In Ireland, pregnant women are not routinely screened for subclinical hypothyroidism (SCH).

Our objective was to compare the intelligence quotient (IQ) of children whose mothers had been diagnosed with SCH prenatally with matched controls using a case–control retrospective study.

Materials and Methods
In a previous study from our group, 1000 healthy nulliparous women were screened anonymously for SCH. This was a laboratory diagnosis involving elevated TSH with normal fT4 or normal TSH with hypothyroxinaemia. We identified 23 cases who agreed to participate. These were matched with 47 controls. All children underwent neurodevelopmental assessment at age 7–8. Wechsler Intelligence Scale for Children IV assessment scores were used to compare the groups. Our main outcome measure was to identify whether there was a difference in IQ between the groups.

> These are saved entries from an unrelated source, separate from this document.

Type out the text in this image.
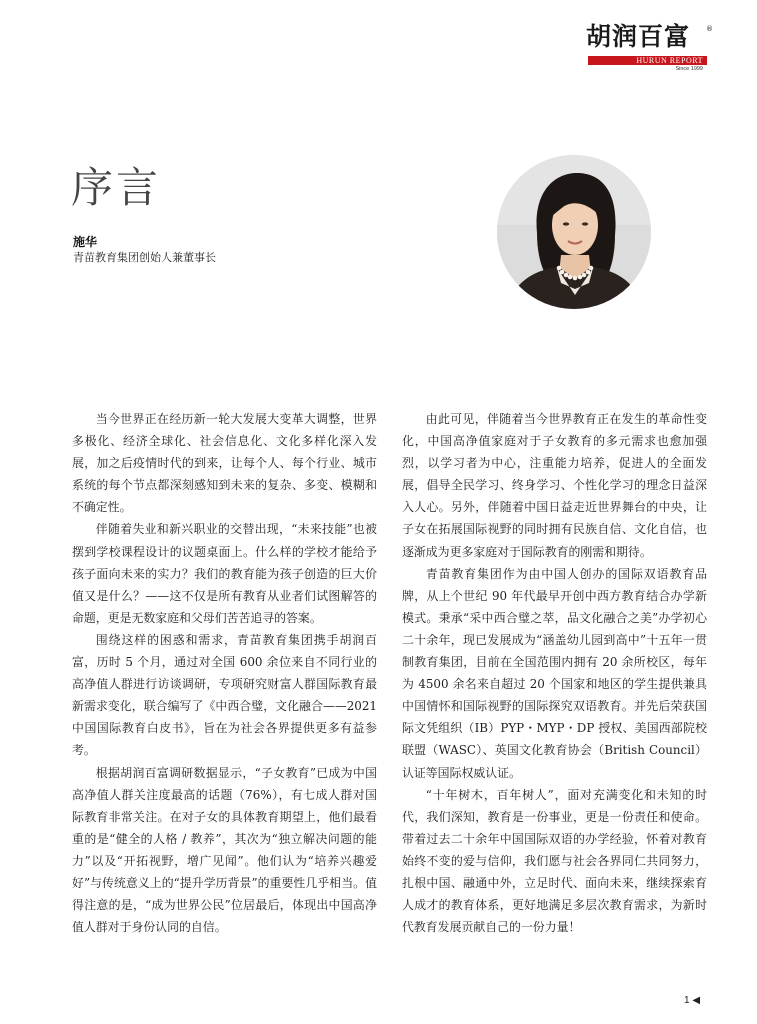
胡润百富 ®
HURUN REPORT
Since 1999
序言
施华
青苗教育集团创始人兼董事长

当今世界正在经历新一轮大发展大变革大调整，世界多极化、经济全球化、社会信息化、文化多样化深入发展，加之后疫情时代的到来，让每个人、每个行业、城市系统的每个节点都深刻感知到未来的复杂、多变、模糊和不确定性。

伴随着失业和新兴职业的交替出现，“未来技能”也被摆到学校课程设计的议题桌面上。什么样的学校才能给予孩子面向未来的实力？我们的教育能为孩子创造的巨大价值又是什么？——这不仅是所有教育从业者们试图解答的命题，更是无数家庭和父母们苦苦追寻的答案。

围绕这样的困惑和需求，青苗教育集团携手胡润百富，历时 5 个月，通过对全国 600 余位来自不同行业的高净值人群进行访谈调研，专项研究财富人群国际教育最新需求变化，联合编写了《中西合璧，文化融合——2021 中国国际教育白皮书》，旨在为社会各界提供更多有益参考。

根据胡润百富调研数据显示，“子女教育”已成为中国高净值人群关注度最高的话题（76%），有七成人群对国际教育非常关注。在对子女的具体教育期望上，他们最看重的是“健全的人格 / 教养”，其次为“独立解决问题的能力”以及“开拓视野，增广见闻”。他们认为“培养兴趣爱好”与传统意义上的“提升学历背景”的重要性几乎相当。值得注意的是，“成为世界公民”位居最后，体现出中国高净值人群对于身份认同的自信。

由此可见，伴随着当今世界教育正在发生的革命性变化，中国高净值家庭对于子女教育的多元需求也愈加强烈，以学习者为中心，注重能力培养，促进人的全面发展，倡导全民学习、终身学习、个性化学习的理念日益深入人心。另外，伴随着中国日益走近世界舞台的中央，让子女在拓展国际视野的同时拥有民族自信、文化自信，也逐渐成为更多家庭对于国际教育的刚需和期待。

青苗教育集团作为由中国人创办的国际双语教育品牌，从上个世纪 90 年代最早开创中西方教育结合办学新模式。秉承“采中西合璧之萃，品文化融合之美”办学初心二十余年，现已发展成为“涵盖幼儿园到高中”十五年一贯制教育集团，目前在全国范围内拥有 20 余所校区，每年为 4500 余名来自超过 20 个国家和地区的学生提供兼具中国情怀和国际视野的国际探究双语教育。并先后荣获国际文凭组织（IB）PYP・MYP・DP 授权、美国西部院校联盟（WASC）、英国文化教育协会（British Council）认证等国际权威认证。

“十年树木，百年树人”，面对充满变化和未知的时代，我们深知，教育是一份事业，更是一份责任和使命。带着过去二十余年中国国际双语的办学经验，怀着对教育始终不变的爱与信仰，我们愿与社会各界同仁共同努力，扎根中国、融通中外，立足时代、面向未来，继续探索育人成才的教育体系，更好地满足多层次教育需求，为新时代教育发展贡献自己的一份力量！

1 ◀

From the cohort of cases, 23 mothers agreed to the assessment of their children as well as 47 controls. The children in the control group had higher mean scores than those in the case group across Verbal Comprehension Intelligence, Perceptual Reasoning Intelligence, Working Memory Intelligence, Processing Speed Intelligence and Full Scale IQ. Mann–Whitney U‐test confirmed a significant difference in IQ between the cases (composite score 103.87) and the controls (composite score 109.11) with a 95% confidence interval (0.144, 10.330).

Our results highlight significant differences in IQ of children of mothers who had unrecognised SCH during pregnancy. While our study size and design prevents us from making statements on causation, our data suggest significant potential public health implications for routine prenatal screening.